7º domingo del Tiempo ordinario – A . Evangelio
38 Habéis oído que se dijo: Ojo por ojo y diente por diente. 39 Pero yo os digo: no repliquéis al malvado; por el contrario, si alguien te golpea en la mejilla derecha, preséntale también la otra. 40 Al que quiera entrar en pleito contigo para quitarte la túnica, déjale también el manto. 41 A quien te fuerce a andar una milla, vete con él dos. 42 A quien te pida, dale; y no rehúyas al que quiera de ti algo prestado.
43 Habéis oído que se dijo: Amarás a tu prójimo y odiarás a tu enemigo. 44 Pero yo os digo: amad a vuestros enemigos y rezad por los que os persigan, 45 para que seáis hijos de vuestro Padre que está en los cielos, que hace salir su sol sobre buenos y malos, y hace llover sobre justos y pecadores. 46 Porque si amáis a los que os aman, ¿qué recompensa tenéis? ¿No hacen eso también los publicanos? 47 Y si saludáis solamente a vuestros hermanos, ¿qué hacéis de más? ¿No hacen eso también los paganos? 48 Por eso, sed vosotros perfectos como vuestro Padre celestial es perfecto.

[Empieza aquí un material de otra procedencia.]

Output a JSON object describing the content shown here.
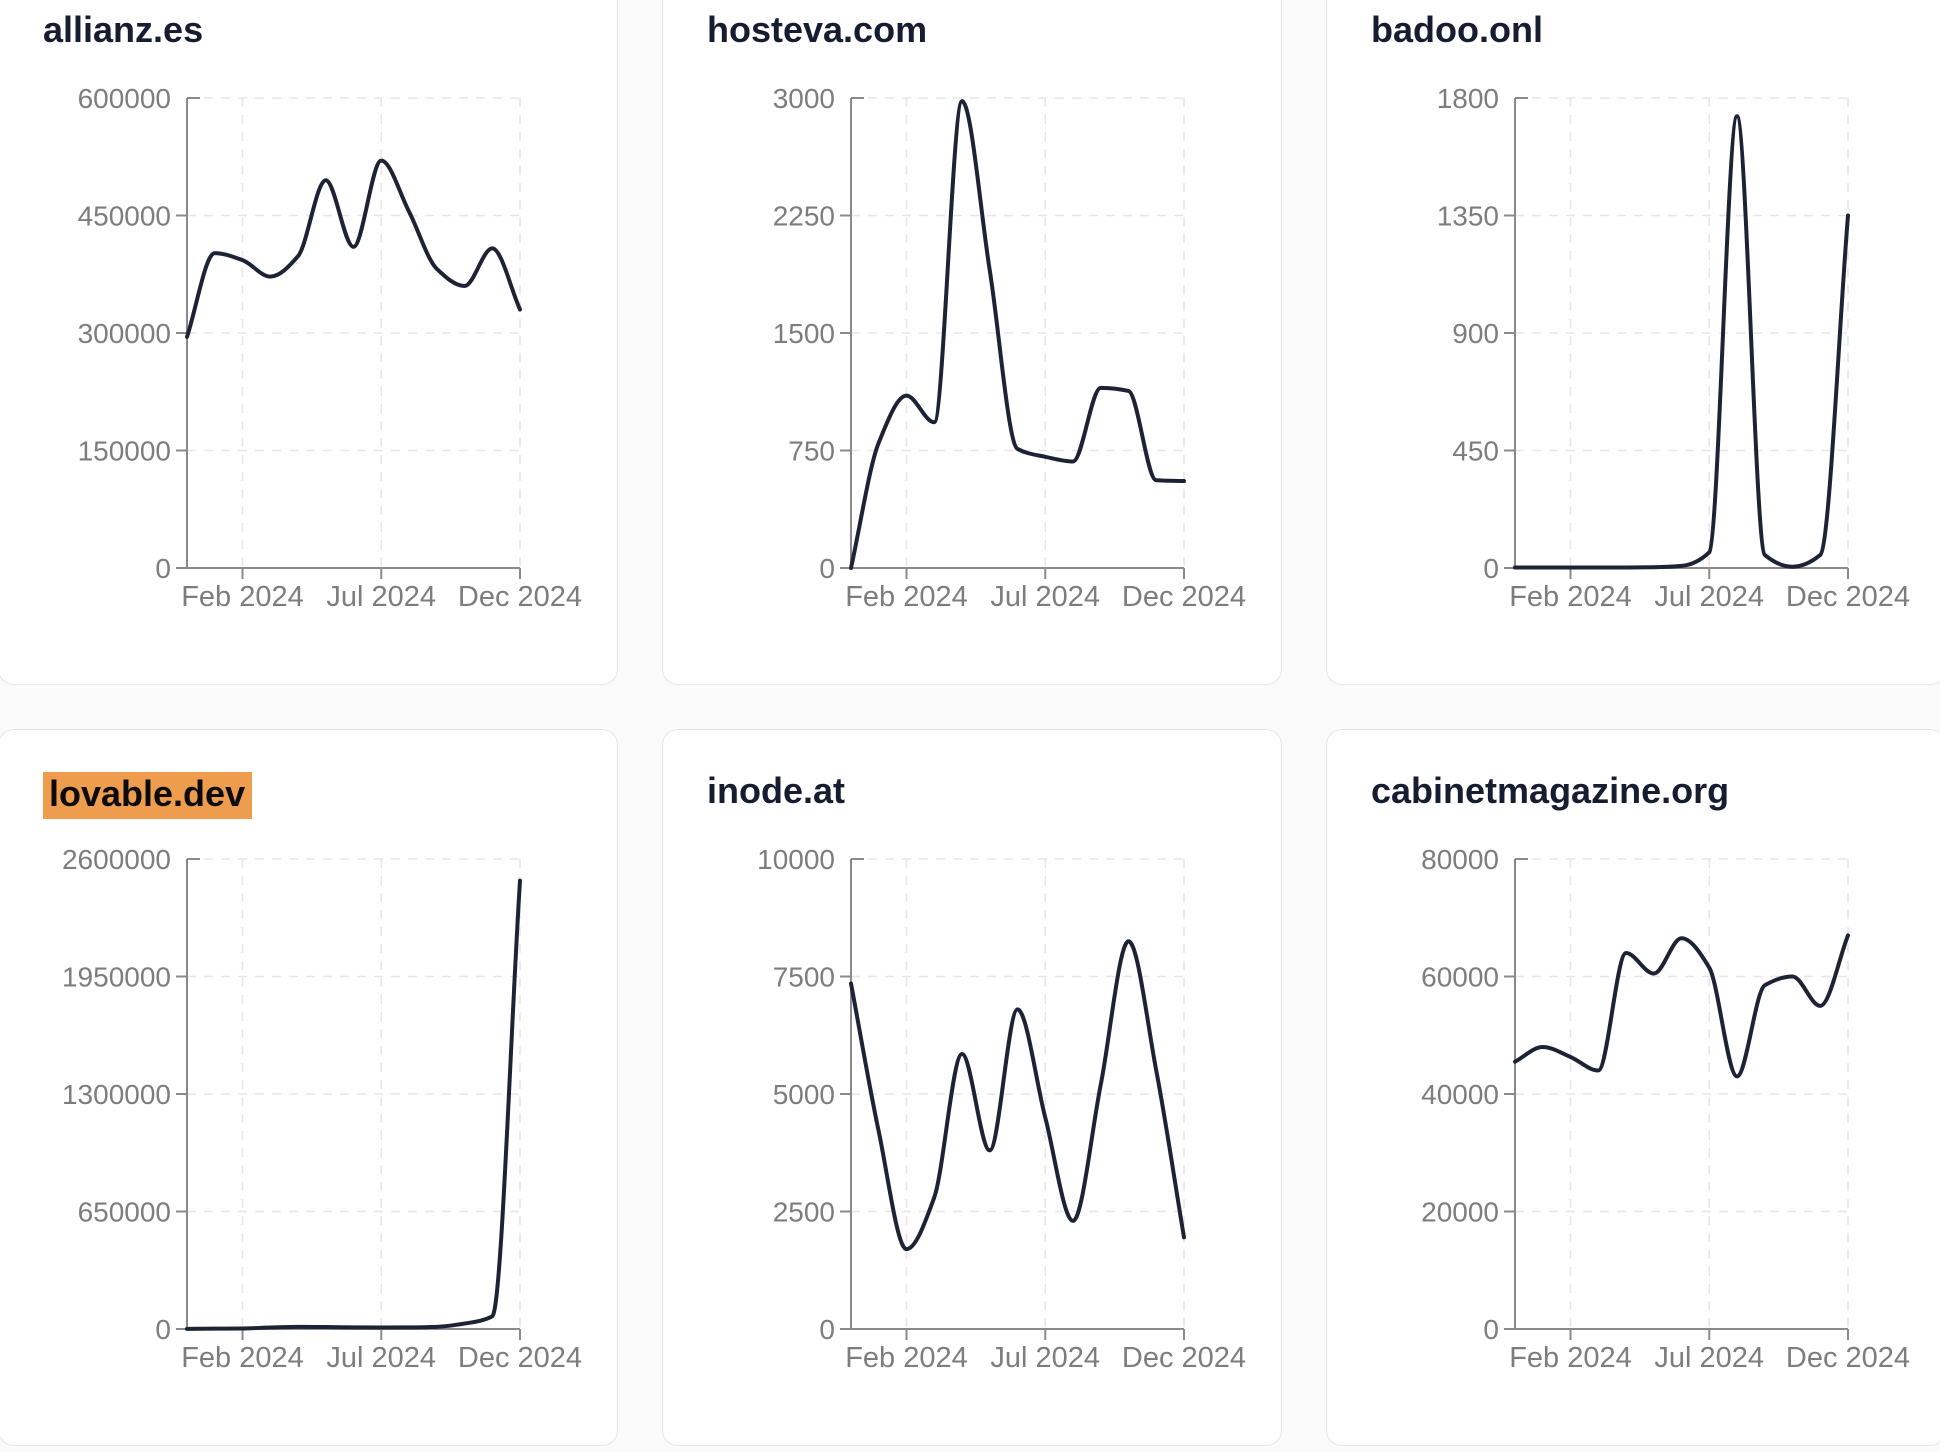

Continúan las palabras de Jesús, que ya meditamos el domingo pasado, acerca del valor de la Ley, aunque puntualizando que su verdadero cumplimiento va más allá de una observancia meramente formal. Muchas son las maneras por las que el Señor lleva a la interiorización de los mandamientos. Ahora lo hace invitando a la magnanimidad (vv. 39-42), a la grandeza de alma (vv. 44-47), evitando todo tipo de subterfugios y de palabrerías (vv. 34-37).
El v. 48 resume la enseñanza de todo el capítulo. Recuerda, sin duda, el precepto del Levítico: «Sed santos, porque yo soy santo» (11,44). El Señor, pues, lleva la Ley a su plenitud proponiendo la imitación de la perfección de nuestro Padre celestial. Y la manera de hacerlo es imitar a Jesucristo: «Si queréis imitar a Dios, puesto que habéis sido creados a su imagen, imitad su ejemplo. Vosotros, que sois cristianos, que con vuestro mismo nombre estáis proclamando la bondad, imitad la caridad de Cristo» (S. Asterio de Amasea, Homiliae 13). El fin del cumplimiento de la Ley es llegar a la santidad de Dios. En sentido estricto es imposible que la criatura tenga la perfección de Dios. Por lo tanto, el Señor quiere decir aquí que la perfección divina debe ser el modelo al que ha de tender el cristiano, sabiendo que hay una distancia infinita con su Creador. Como se ve, la llamada universal a la santidad no es una sugerencia, sino una exigencia de Jesucristo: «Tienes obligación de santificarte. —Tú también. —¿Quién piensa que ésta es labor exclusiva de sacerdotes y religiosos? A todos, sin excepción, dijo el Señor: “Sed perfectos, como mi Padre Celestial es perfecto”» (S. Josemaría Escrivá, Camino, n. 291).